In those cases, she suggested looking for other ways to “let go” of something in your space. If clean floors are really important to you, then maybe you can ease up on your rigid laundry routine.

“If you’re finding that you’re cleaning or keeping things up to perfection as a way of managing your anxiety,” she added, “you really do deserve better coping skills and better tools than that.”

What’s the biggest mistake people make when making these lifestyle changes?

“We go way too big, too quick,” Davis said. Instead, “we want to make the smallest functional change that we can”. A great way to do this? Focus on solving problems where they exist.

If your family members leave their shoes in a large pile by the front door, don’t mandate that everyone puts their shoes on a rack inside the closet, says Davis. Instead, choose a strategy that will feel more intuitive, such as putting a basket to hold shoes where the pile usually forms. Similarly, if you or someone in your household has a habit of leaving dirty laundry on a particular spot on the floor, move the hamper there.
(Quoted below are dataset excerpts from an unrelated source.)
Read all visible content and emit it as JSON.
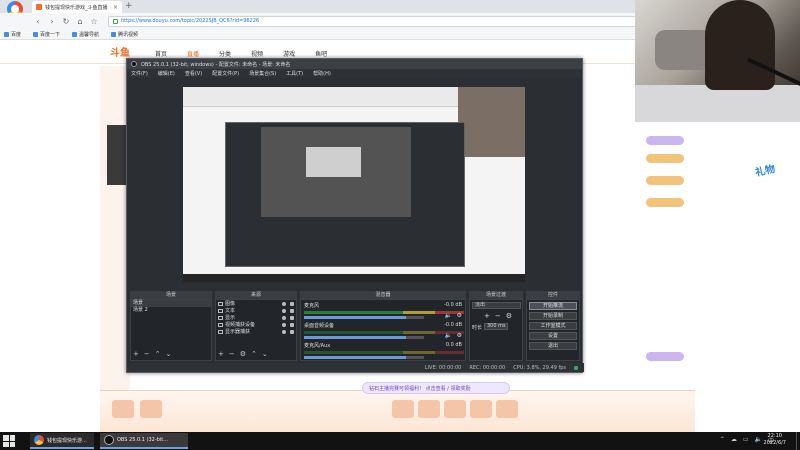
{
  "browser": {
    "logo_label": "世界杯直播",
    "tab_title": "钱包提现快乐游戏_斗鱼直播",
    "new_tab": "+",
    "nav": [
      "‹",
      "›",
      "↻",
      "⌂",
      "☆"
    ],
    "url": "https://www.douyu.com/topic/2022SJB_QC6?rid=96226",
    "bookmarks": [
      "百度",
      "百度一下",
      "温馨导航",
      "腾讯视频"
    ]
  },
  "douyu": {
    "logo": "斗鱼",
    "nav": [
      "首页",
      "直播",
      "分类",
      "视频",
      "游戏",
      "鱼吧"
    ],
    "banner": "钻石主播完赛可领福利！ 点击查看 / 领取奖励",
    "mascot": "礼物"
  },
  "obs": {
    "title": "OBS 25.0.1 (32-bit, windows) - 配置文件: 未命名 - 场景: 未命名",
    "menu": [
      "文件(F)",
      "编辑(E)",
      "查看(V)",
      "配置文件(P)",
      "场景集合(S)",
      "工具(T)",
      "帮助(H)"
    ],
    "panels": {
      "scenes": "场景",
      "sources": "来源",
      "mixer": "混音器",
      "transitions": "场景过渡",
      "controls": "控件"
    },
    "scenes": [
      "场景",
      "场景 2"
    ],
    "sources": [
      "图像",
      "文本",
      "显示",
      "视频捕获设备",
      "显示器捕获"
    ],
    "mixer": [
      {
        "name": "麦克风",
        "db": "-0.0 dB",
        "level": 0.85
      },
      {
        "name": "桌面音频设备",
        "db": "-0.0 dB",
        "level": 0.85
      },
      {
        "name": "麦克风/Aux",
        "db": "0.0 dB",
        "level": 0.85
      }
    ],
    "transitions": {
      "selected": "淡出",
      "add": "+",
      "remove": "−",
      "gear": "⚙",
      "duration_label": "时长",
      "duration": "300 ms"
    },
    "controls": [
      "开始推流",
      "开始录制",
      "工作室模式",
      "设置",
      "退出"
    ],
    "footer_icons": [
      "+",
      "−",
      "⌃",
      "⌄"
    ],
    "status": {
      "live": "LIVE: 00:00:00",
      "rec": "REC: 00:00:00",
      "cpu": "CPU: 3.8%, 29.49 fps"
    }
  },
  "taskbar": {
    "browser_item": "钱包提现快乐游...",
    "obs_item": "OBS 25.0.1 (32-bit...",
    "tray": [
      "⌃",
      "☁",
      "▭",
      "🔈",
      "中"
    ],
    "time": "22:10",
    "date": "2022/6/7"
  }
}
What if someone in my household is reluctant to contribute?

Remember that there’s a difference between having a conversation and dictating a new system to someone – especially a domestic partner, advised Davis.

“People should not be making your life harder,” Davis acknowledged, “but it’s also not fair to… walk around and dictate to everybody else how they have to live in their homes.”

Have a conversation with your partner about the division of household labor, but remember that one person’s version of functionality is never going to be precisely the same as somebody else’s. “We have to have a conversation, sitting down, where both of us have agreed to come to the table and talk about this.”